A liberdade de expressão a que se refere a Constituição é a das manifestações em público, do direito de imprimir em casa panfletos com críticas e opiniões e distribuí-los nas ruas, de falar ou não falar perante autoridades, de criar sites na internet sobre qualquer assunto ou ideologia sem risco de censura, entre várias outras possibilidades. Essa liberdade de expressão não significa necessariamente que tais manifestações devam ou sequer possam ser feitas por meio de veículos de comunicação de massa privados ou públicos. Esse tênue limite estabelecido pelo bom senso é o mesmo que nos impede de achar correto que qualquer açougueiro hábil possa exercer sua destreza em uma mesa de cirurgia, ou que um bom taxista possa ser companheiro de Felipe Massa na Ferrari. A confusão proposital foi uma argumentação mais do que cínica do Sertesp para embasar o processo, e pode ser um tiro pela culatra. Porque se a liberdade de expressão a que todo brasileiro tem direito inclui ter acesso livre aos microfones e teclados dos veículos de comunicação de massa, como concordou e concluiu o Supremo, as empresas de comunicação devem doravante ser obrigadas a garantir esse direito a todo e qualquer cidadão, de forma irrestrita, não é? Eu realmente quero saber o posicionamento do Sertesp quanto a isso, especialmente quando algum cidadão ciente dos seus direitos protocolar um mandado de segurança com este objetivo.
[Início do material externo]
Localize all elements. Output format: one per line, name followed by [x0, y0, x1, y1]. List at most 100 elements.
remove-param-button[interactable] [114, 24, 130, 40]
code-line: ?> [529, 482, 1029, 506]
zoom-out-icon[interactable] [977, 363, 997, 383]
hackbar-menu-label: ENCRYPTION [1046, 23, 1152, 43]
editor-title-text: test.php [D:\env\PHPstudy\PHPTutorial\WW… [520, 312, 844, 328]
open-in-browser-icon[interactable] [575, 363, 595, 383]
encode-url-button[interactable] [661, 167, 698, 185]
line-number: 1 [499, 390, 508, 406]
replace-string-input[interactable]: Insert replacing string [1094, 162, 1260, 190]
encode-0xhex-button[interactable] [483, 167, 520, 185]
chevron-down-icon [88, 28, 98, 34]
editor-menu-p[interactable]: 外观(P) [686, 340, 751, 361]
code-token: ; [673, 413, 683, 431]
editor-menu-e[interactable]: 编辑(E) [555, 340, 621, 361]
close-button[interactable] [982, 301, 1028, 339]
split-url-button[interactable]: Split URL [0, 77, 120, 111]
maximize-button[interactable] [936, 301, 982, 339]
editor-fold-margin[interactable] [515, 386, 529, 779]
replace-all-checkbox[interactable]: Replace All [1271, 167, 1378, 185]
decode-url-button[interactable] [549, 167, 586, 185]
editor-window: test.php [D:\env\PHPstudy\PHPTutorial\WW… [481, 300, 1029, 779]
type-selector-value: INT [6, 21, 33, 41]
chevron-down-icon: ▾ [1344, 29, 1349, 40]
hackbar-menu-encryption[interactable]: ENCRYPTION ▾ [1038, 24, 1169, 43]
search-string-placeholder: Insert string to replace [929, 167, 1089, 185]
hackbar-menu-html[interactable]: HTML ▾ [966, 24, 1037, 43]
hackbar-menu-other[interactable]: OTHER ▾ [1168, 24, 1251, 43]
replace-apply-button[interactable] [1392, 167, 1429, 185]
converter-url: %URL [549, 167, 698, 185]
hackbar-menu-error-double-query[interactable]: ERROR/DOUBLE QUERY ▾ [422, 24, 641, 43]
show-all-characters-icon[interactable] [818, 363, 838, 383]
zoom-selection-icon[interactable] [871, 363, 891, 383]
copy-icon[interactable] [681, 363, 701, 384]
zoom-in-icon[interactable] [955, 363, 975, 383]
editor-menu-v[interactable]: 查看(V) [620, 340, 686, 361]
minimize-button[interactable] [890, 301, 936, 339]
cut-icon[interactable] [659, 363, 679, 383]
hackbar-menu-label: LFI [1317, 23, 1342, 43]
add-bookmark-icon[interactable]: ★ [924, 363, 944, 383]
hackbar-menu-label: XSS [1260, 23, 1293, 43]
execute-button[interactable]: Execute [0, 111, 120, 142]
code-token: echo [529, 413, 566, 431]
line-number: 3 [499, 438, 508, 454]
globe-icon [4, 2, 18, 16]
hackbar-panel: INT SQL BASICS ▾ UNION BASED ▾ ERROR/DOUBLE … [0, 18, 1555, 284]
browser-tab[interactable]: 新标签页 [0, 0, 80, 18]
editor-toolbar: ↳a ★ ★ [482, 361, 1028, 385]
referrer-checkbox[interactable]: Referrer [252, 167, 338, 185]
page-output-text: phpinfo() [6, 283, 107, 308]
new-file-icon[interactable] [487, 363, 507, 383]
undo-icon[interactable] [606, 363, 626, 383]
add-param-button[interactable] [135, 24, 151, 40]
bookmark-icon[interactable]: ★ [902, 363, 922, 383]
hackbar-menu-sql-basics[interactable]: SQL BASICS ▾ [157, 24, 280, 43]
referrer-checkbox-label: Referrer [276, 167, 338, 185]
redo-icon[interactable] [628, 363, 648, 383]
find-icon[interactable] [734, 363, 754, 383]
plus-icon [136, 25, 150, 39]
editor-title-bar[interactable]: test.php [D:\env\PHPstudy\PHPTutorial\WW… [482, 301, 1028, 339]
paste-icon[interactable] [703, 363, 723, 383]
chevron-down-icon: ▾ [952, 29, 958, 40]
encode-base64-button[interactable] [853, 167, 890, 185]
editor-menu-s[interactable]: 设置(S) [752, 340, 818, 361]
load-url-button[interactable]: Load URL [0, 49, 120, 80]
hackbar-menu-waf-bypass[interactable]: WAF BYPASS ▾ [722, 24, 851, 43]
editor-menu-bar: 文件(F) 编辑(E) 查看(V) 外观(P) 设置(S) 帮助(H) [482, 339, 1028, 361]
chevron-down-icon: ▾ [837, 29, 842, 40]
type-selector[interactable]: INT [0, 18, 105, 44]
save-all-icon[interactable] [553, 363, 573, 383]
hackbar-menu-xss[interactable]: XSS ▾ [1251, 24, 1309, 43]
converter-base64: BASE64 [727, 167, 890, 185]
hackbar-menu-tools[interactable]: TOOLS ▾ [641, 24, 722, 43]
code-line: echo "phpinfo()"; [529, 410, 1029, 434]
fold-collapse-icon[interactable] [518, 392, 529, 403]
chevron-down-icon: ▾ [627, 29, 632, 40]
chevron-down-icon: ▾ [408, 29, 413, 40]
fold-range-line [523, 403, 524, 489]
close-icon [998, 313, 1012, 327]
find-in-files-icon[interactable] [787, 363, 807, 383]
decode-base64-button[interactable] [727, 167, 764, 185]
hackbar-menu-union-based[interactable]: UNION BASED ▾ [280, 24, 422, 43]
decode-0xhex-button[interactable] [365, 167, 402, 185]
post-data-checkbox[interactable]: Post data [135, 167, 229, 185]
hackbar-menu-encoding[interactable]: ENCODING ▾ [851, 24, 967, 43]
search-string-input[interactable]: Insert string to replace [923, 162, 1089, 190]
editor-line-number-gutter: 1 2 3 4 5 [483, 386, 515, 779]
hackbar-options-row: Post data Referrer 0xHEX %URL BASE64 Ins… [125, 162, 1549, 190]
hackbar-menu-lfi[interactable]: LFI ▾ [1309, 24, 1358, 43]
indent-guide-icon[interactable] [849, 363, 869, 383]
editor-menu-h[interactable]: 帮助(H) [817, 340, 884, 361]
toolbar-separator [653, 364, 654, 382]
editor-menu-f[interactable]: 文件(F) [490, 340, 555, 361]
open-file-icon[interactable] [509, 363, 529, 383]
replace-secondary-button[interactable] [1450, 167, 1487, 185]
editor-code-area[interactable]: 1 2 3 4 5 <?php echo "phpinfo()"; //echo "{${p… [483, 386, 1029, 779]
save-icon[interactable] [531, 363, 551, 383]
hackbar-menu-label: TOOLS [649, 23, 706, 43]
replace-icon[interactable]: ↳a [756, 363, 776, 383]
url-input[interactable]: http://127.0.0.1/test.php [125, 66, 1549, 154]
Certamente as empresas de rádio e televisão e os jornalões não contavam com essa interpretação colateral que ora surge. Na verdade, elas querem que a liberdade de expressão que se lixe. A intenção imediatista de tais empresas é permitir a contratação de "jornalistas" a preço de banana, que um profissional decente de nível superior jamais aceitaria. Também pesa no pedido a descoberta — tavez mesmo a imposição — de que o "povão" gosta é de artista apresentando programas e reportagens. Afinal, esse negócio de televisão educativa e combate à baixaria é coisa de teórico intelectual de academia. Já pensou a audiência de um Jornal Nacional apresentado pelo Tiririca e pela Cláudia Leitte?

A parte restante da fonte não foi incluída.